What the AI sees¶
datasight sends information to an LLM to translate your question into SQL. This page explains exactly what is and isn't included in those calls.
What datasight sends¶
| Item | Why it's sent |
|---|---|
| Table and column names | The AI needs the schema to write correct SQL |
| Column data types | Helps the AI pick appropriate aggregations and filters |
| Row counts per table | Helps the AI reason about the size and shape of the data |
Your schema_description.md |
The plain-English context you wrote to explain your data |
Your queries.yaml examples |
Shows the AI the correct SQL patterns for your schema |
| Small result samples | Used to generate a plain-English answer after the query runs (typically a few rows) |
| Your natural-language question | The text you typed in the chat input |
| The current conversation history | Prior questions, generated SQL, and the AI's prior responses are re-sent on every follow-up turn so the model has context |
Conversation history accumulates
Each follow-up turn re-sends the full chat. If a question or its result happens to
contain something sensitive, that content stays in context until you start a new
chat (New Chat in the header, or the N keyboard shortcut).

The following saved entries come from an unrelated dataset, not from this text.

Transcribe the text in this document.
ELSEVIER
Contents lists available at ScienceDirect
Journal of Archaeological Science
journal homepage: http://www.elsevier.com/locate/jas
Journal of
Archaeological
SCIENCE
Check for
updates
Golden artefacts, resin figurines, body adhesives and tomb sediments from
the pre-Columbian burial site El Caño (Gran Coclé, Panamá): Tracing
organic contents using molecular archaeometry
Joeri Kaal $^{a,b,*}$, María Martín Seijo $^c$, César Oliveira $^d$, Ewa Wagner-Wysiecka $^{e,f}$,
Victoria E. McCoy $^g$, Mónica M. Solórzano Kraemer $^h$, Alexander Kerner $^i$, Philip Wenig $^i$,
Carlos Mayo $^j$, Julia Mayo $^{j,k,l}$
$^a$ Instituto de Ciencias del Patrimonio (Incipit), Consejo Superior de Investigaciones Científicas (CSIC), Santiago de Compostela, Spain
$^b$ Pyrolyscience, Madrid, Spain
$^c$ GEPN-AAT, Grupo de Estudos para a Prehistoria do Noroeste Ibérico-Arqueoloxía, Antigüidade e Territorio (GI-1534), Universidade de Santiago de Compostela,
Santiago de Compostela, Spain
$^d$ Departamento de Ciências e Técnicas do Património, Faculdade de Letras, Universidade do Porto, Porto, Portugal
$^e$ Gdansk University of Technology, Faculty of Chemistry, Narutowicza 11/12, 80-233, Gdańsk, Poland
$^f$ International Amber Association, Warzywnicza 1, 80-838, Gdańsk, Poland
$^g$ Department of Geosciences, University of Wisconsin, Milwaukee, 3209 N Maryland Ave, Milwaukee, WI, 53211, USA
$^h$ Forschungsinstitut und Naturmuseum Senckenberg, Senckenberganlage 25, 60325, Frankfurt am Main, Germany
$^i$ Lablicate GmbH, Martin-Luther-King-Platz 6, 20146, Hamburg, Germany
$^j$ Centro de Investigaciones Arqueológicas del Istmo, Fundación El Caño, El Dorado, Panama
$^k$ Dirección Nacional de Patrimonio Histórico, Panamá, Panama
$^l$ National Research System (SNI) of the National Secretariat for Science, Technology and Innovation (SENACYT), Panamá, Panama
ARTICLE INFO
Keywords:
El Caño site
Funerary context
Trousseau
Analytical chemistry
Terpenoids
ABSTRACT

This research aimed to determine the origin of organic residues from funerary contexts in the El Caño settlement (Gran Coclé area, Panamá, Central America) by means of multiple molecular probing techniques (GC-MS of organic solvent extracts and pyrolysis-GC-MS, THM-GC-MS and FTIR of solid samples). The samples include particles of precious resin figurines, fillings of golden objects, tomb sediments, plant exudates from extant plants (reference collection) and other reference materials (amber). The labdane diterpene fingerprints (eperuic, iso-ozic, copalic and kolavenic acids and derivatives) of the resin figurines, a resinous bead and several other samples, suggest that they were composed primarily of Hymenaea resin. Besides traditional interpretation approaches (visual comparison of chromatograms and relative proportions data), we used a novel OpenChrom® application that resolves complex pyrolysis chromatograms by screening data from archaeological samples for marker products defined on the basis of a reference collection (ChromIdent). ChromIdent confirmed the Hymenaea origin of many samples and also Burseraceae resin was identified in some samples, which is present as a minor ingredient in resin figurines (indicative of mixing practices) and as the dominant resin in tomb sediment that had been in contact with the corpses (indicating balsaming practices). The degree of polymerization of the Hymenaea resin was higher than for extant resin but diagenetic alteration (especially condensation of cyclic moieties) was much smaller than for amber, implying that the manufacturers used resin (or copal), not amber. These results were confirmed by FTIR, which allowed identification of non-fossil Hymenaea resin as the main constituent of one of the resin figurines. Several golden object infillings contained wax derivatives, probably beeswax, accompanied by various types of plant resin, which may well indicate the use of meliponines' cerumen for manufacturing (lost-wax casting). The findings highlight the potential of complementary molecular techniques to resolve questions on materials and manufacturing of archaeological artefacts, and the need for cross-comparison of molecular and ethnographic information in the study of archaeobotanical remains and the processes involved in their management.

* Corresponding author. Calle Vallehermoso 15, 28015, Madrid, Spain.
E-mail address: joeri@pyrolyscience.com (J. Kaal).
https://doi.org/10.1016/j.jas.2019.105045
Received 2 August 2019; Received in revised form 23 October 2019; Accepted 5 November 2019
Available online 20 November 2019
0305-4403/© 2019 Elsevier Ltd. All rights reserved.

What datasight does NOT send¶
- Full table contents. Raw data values are never uploaded. Only the small result-row samples used to summarize an answer reach the LLM.
- Your
.envfile or API keys. Configuration is read locally and never transmitted. - Raw files. If you load a CSV or Parquet file, the file stays on your machine. The AI only sees the inferred column names and types.
- Filesystem paths beyond the table and column names introspected from the database.
- Other files or directories outside the open project.
Column names and samples can still be sensitive¶
Even though full data is never sent, column names like patient_id or salary_usd and
sampled result rows may themselves be sensitive. Treat the schema description and any
example queries you write as data-sensitivity artifacts — the AI will see them.
Hosted APIs vs. local models¶
When datasight calls a hosted API (Anthropic, OpenAI, GitHub Models), the schema information and result samples leave your machine over the internet.
If your data sensitivity requirements prohibit that, two options keep everything local:
- Local Ollama — runs a model on your hardware; nothing leaves the machine.
- Secure hosted endpoint — Anthropic on AWS Bedrock, Azure OpenAI, or a corporate gateway with a data-processing agreement.
See Choosing an AI provider for guidance on which option fits your situation.